Other ministers, as Global News reports, were also pressed by journalists but no one opened their mouths, except to make generic statements: ministers Sean Fraser, Arif Virani and Dominic LeBlanc, all interviewed by journalists, did not name names.

The NSICOP report outlined several activities involving parliamentarians collaborating with countries such as China, India and Iran, including accepting money or favors from diplomats. In one of the most serious examples of foreign interference, a parliamentarian allegedly passed classified Canadian federal government information to a “known intelligence official of a foreign State”. Extremely serious facts, on which however – ministers aside – the various political leaders do not seem to go too far. NDP Leader, Jagmeet Singh, said there should be consequences if there is “clear evidence” of collusion. “There’s no way a member of Parliament should be able to continue to work in this place if they are assisting another government in interfering with our democracy. It’s just wrong” Singh simply said. Bloc Québécois leader Yves-François Blanchet said he was “concerned” by the allegations. “It does bother me very much in the same Parliament where I work some people might voluntarily be under the influence of foreign powers”. But nothing more. As for the Conservatives, they even didn’t ask a single question about the report.
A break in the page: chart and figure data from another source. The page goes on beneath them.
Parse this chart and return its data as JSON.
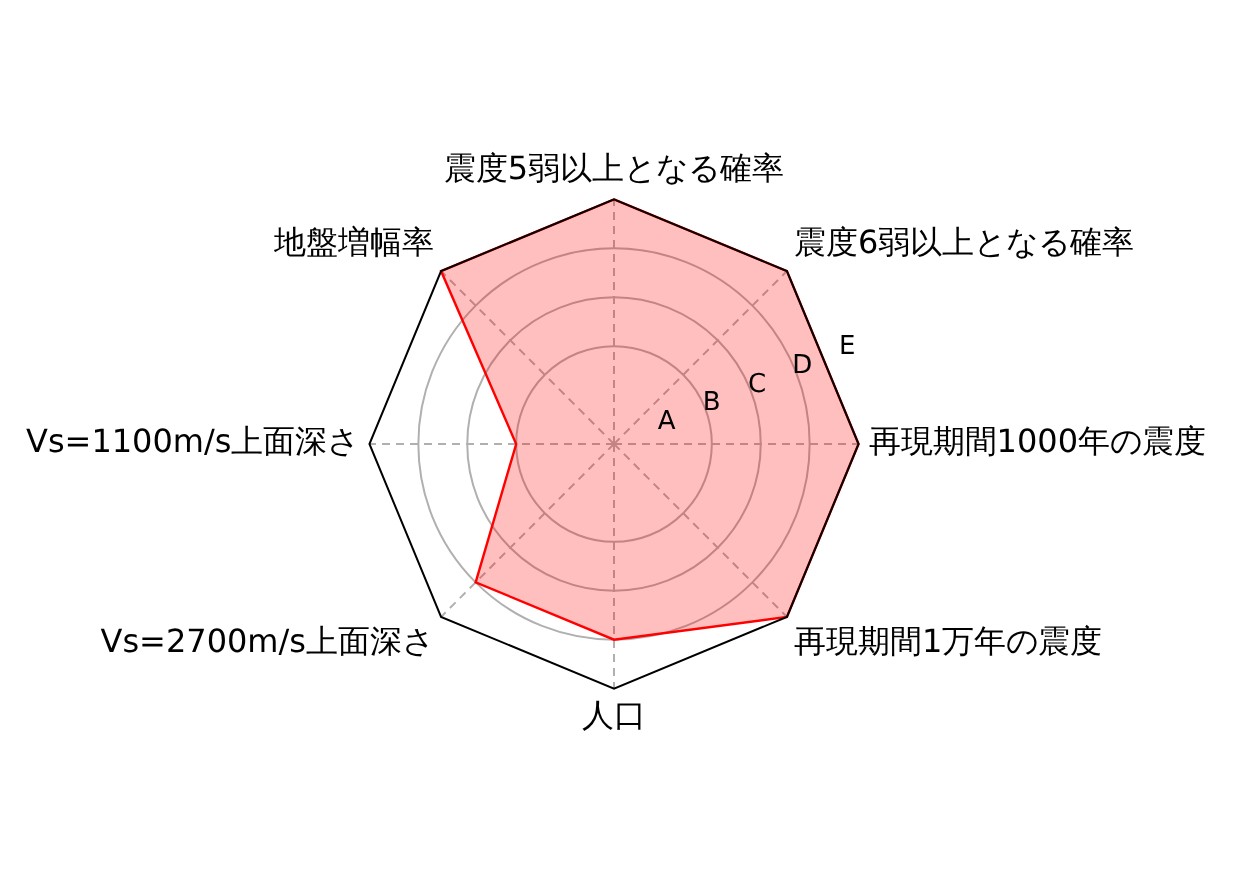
{
  "chart_data": {
    "type": "radar",
    "categories": [
      "震度5弱以上となる確率",
      "震度6弱以上となる確率",
      "再現期間1000年の震度",
      "再現期間1万年の震度",
      "人口",
      "Vs=2700m/s上面深さ",
      "Vs=1100m/s上面深さ",
      "地盤増幅率"
    ],
    "series": [
      {
        "color": "#ff0000",
        "values": [
          5,
          5,
          5,
          5,
          4,
          4,
          2,
          5
        ]
      }
    ],
    "ylim": [
      0,
      5
    ],
    "yticks": [
      {
        "value": 1,
        "label": "A"
      },
      {
        "value": 2,
        "label": "B"
      },
      {
        "value": 3,
        "label": "C"
      },
      {
        "value": 4,
        "label": "D"
      },
      {
        "value": 5,
        "label": "E"
      }
    ],
    "grid": true,
    "legend": false,
    "marker": "none",
    "line_style": "solid"
  }
}
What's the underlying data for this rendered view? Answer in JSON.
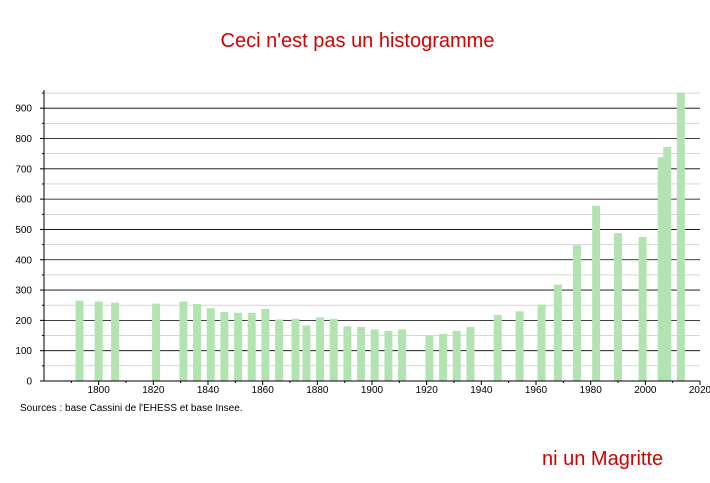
{
  "header": {
    "title": "Ceci n'est pas un histogramme"
  },
  "source_note": "Sources : base Cassini de l'EHESS et base Insee.",
  "footer_caption": "ni un Magritte",
  "colors": {
    "bar": "#b2e4b2",
    "title": "#d50000",
    "grid": "#000000"
  },
  "chart_data": {
    "type": "bar",
    "title": "Ceci n'est pas un histogramme",
    "xlabel": "",
    "ylabel": "",
    "xlim": [
      1780,
      2020
    ],
    "ylim": [
      0,
      960
    ],
    "y_ticks": [
      0,
      100,
      200,
      300,
      400,
      500,
      600,
      700,
      800,
      900
    ],
    "x_ticks": [
      1800,
      1820,
      1840,
      1860,
      1880,
      1900,
      1920,
      1940,
      1960,
      1980,
      2000,
      2020
    ],
    "grid": true,
    "legend": "none",
    "x": [
      1793,
      1800,
      1806,
      1821,
      1831,
      1836,
      1841,
      1846,
      1851,
      1856,
      1861,
      1866,
      1872,
      1876,
      1881,
      1886,
      1891,
      1896,
      1901,
      1906,
      1911,
      1921,
      1926,
      1931,
      1936,
      1946,
      1954,
      1962,
      1968,
      1975,
      1982,
      1990,
      1999,
      2006,
      2008,
      2013
    ],
    "values": [
      265,
      262,
      258,
      255,
      262,
      254,
      240,
      228,
      225,
      225,
      238,
      203,
      205,
      183,
      210,
      205,
      180,
      178,
      170,
      165,
      170,
      150,
      155,
      165,
      178,
      218,
      230,
      252,
      318,
      448,
      578,
      488,
      475,
      738,
      772,
      950
    ]
  }
}
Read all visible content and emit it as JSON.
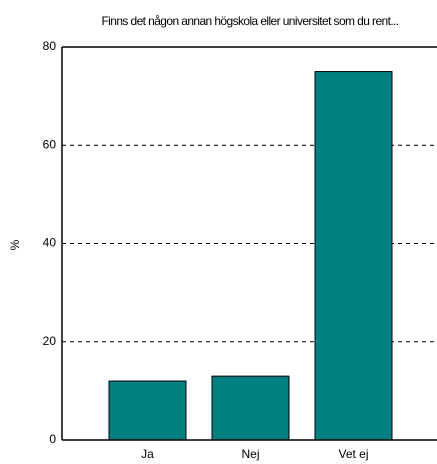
{
  "chart_data": {
    "type": "bar",
    "title": "Finns det någon annan högskola eller universitet som du rent...",
    "y_label": "%",
    "categories": [
      "Ja",
      "Nej",
      "Vet ej"
    ],
    "values": [
      12,
      13,
      75
    ],
    "color": "#008080",
    "ylim": [
      0,
      80
    ],
    "yticks": [
      0,
      20,
      40,
      60,
      80
    ],
    "grid": true
  }
}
The “coldness” shown by all parties in front of the very serious facts highlighted by the report could be explained by the fact that, perhaps, the problem is “cross-cutting”: those parliamentary spies could in fact be from any party, because the problem is not political affiliation, but the origin. Although we do not know the names of the parliamentarians in question, it is plausible to assume that they are of Chinese, Indian and Iranian origin, given that the “beneficiary” countries of the confidential information are China, India and Iran.

A question arises spontaneously: since the IRCC (Immigration, Refugees and Citizenship Canada) “x-rays” all those who, once immigrants, undertake the path towards citizenship (which then allows them to access elective positions), how did it happen that its officials didn’t realize that some of those future citizens (and then, today, parliamentarians), when they came to Canada, could be “in odour of interference” (them or their families), also given the origins from countries that were not exactly “friends” of Canada?